В последние годы я всё чаще вспоминаю, как улетал в небо, истаивал в гудящем пламени мой Летний театр – мой кружевной восторг, со всеми его тюлевыми-резными чудесами. Моё детство, мои педальные машинки, моё мороженое, сладкая жижа на дне бумажных стаканчиков, вкуснее которой нет ничего на свете, и наш с Жоркой клад, заныканный на сто лет, – всё сгорело до чёрной трухи, страшной и тоскливой при утреннем свете.
Жизнь сгорает, струится и улетучивается во вселенную, иссушая и истончая плоть наших дней, меняя любимые лица до неузнаваемости.
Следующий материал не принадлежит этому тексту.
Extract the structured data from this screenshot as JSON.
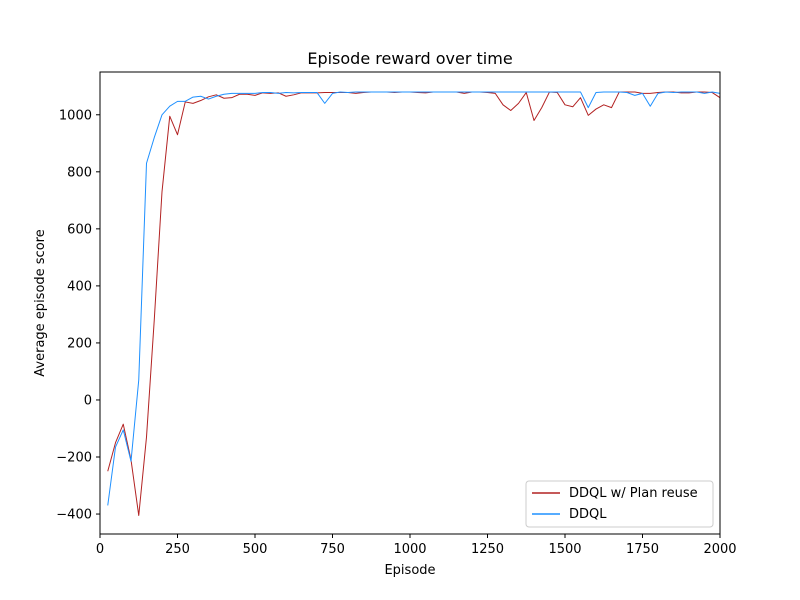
{
  "chart_data": {
    "type": "line",
    "title": "Episode reward over time",
    "xlabel": "Episode",
    "ylabel": "Average episode score",
    "xlim": [
      0,
      2000
    ],
    "ylim": [
      -470,
      1150
    ],
    "xticks": [
      0,
      250,
      500,
      750,
      1000,
      1250,
      1500,
      1750,
      2000
    ],
    "yticks": [
      -400,
      -200,
      0,
      200,
      400,
      600,
      800,
      1000
    ],
    "grid": false,
    "legend_position": "bottom-right",
    "series": [
      {
        "name": "DDQL w/ Plan reuse",
        "color": "#b22222",
        "x": [
          25,
          50,
          75,
          100,
          125,
          150,
          175,
          200,
          225,
          250,
          275,
          300,
          325,
          350,
          375,
          400,
          425,
          450,
          475,
          500,
          525,
          550,
          575,
          600,
          625,
          650,
          675,
          700,
          725,
          750,
          775,
          800,
          825,
          850,
          875,
          900,
          925,
          950,
          975,
          1000,
          1025,
          1050,
          1075,
          1100,
          1125,
          1150,
          1175,
          1200,
          1225,
          1250,
          1275,
          1300,
          1325,
          1350,
          1375,
          1400,
          1425,
          1450,
          1475,
          1500,
          1525,
          1550,
          1575,
          1600,
          1625,
          1650,
          1675,
          1700,
          1725,
          1750,
          1775,
          1800,
          1825,
          1850,
          1875,
          1900,
          1925,
          1950,
          1975,
          2000
        ],
        "y": [
          -250,
          -150,
          -85,
          -210,
          -405,
          -130,
          280,
          730,
          995,
          930,
          1045,
          1040,
          1050,
          1063,
          1070,
          1058,
          1060,
          1072,
          1072,
          1068,
          1077,
          1075,
          1077,
          1065,
          1070,
          1077,
          1077,
          1077,
          1078,
          1078,
          1078,
          1078,
          1075,
          1078,
          1080,
          1080,
          1080,
          1078,
          1080,
          1080,
          1078,
          1077,
          1080,
          1080,
          1080,
          1080,
          1075,
          1080,
          1080,
          1078,
          1075,
          1035,
          1015,
          1040,
          1078,
          980,
          1025,
          1080,
          1078,
          1035,
          1028,
          1060,
          998,
          1020,
          1035,
          1025,
          1080,
          1080,
          1080,
          1075,
          1075,
          1078,
          1080,
          1080,
          1077,
          1077,
          1080,
          1080,
          1078,
          1060
        ]
      },
      {
        "name": "DDQL",
        "color": "#1e90ff",
        "x": [
          25,
          50,
          75,
          100,
          125,
          150,
          175,
          200,
          225,
          250,
          275,
          300,
          325,
          350,
          375,
          400,
          425,
          450,
          475,
          500,
          525,
          550,
          575,
          600,
          625,
          650,
          675,
          700,
          725,
          750,
          775,
          800,
          825,
          850,
          875,
          900,
          925,
          950,
          975,
          1000,
          1025,
          1050,
          1075,
          1100,
          1125,
          1150,
          1175,
          1200,
          1225,
          1250,
          1275,
          1300,
          1325,
          1350,
          1375,
          1400,
          1425,
          1450,
          1475,
          1500,
          1525,
          1550,
          1575,
          1600,
          1625,
          1650,
          1675,
          1700,
          1725,
          1750,
          1775,
          1800,
          1825,
          1850,
          1875,
          1900,
          1925,
          1950,
          1975,
          2000
        ],
        "y": [
          -370,
          -165,
          -105,
          -215,
          70,
          830,
          920,
          1000,
          1030,
          1047,
          1047,
          1062,
          1065,
          1055,
          1065,
          1072,
          1075,
          1075,
          1075,
          1075,
          1078,
          1078,
          1075,
          1078,
          1077,
          1078,
          1078,
          1078,
          1040,
          1075,
          1080,
          1078,
          1080,
          1080,
          1080,
          1080,
          1080,
          1080,
          1080,
          1080,
          1080,
          1080,
          1080,
          1080,
          1080,
          1080,
          1080,
          1080,
          1080,
          1080,
          1080,
          1080,
          1080,
          1080,
          1080,
          1080,
          1080,
          1080,
          1080,
          1080,
          1080,
          1080,
          1025,
          1078,
          1080,
          1080,
          1080,
          1078,
          1068,
          1075,
          1030,
          1075,
          1080,
          1078,
          1080,
          1080,
          1080,
          1075,
          1080,
          1075
        ]
      }
    ]
  }
}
Поневоле привязываешься к вещам в их трогательной неизменности, если ко всему прочему они – итог работы и мысли гения. Если, конечно, шедевры не сгорают, не взрываются, не тонут, не испепеляются временем и людьми… Только этим нам и остаётся утешиться, не правда ли? Кто это сказал, не помню: «Носить карманные часы Бреге – всё равно что носить ум гения в собственном кармане»?
Что касается меня, то ровно наоборот: я уже много лет чувствую, что это дьявол Бреге носит три наших жизни в кармане, для надёжности зашив его суровой ниткой безысходности, точнее, безвыходности…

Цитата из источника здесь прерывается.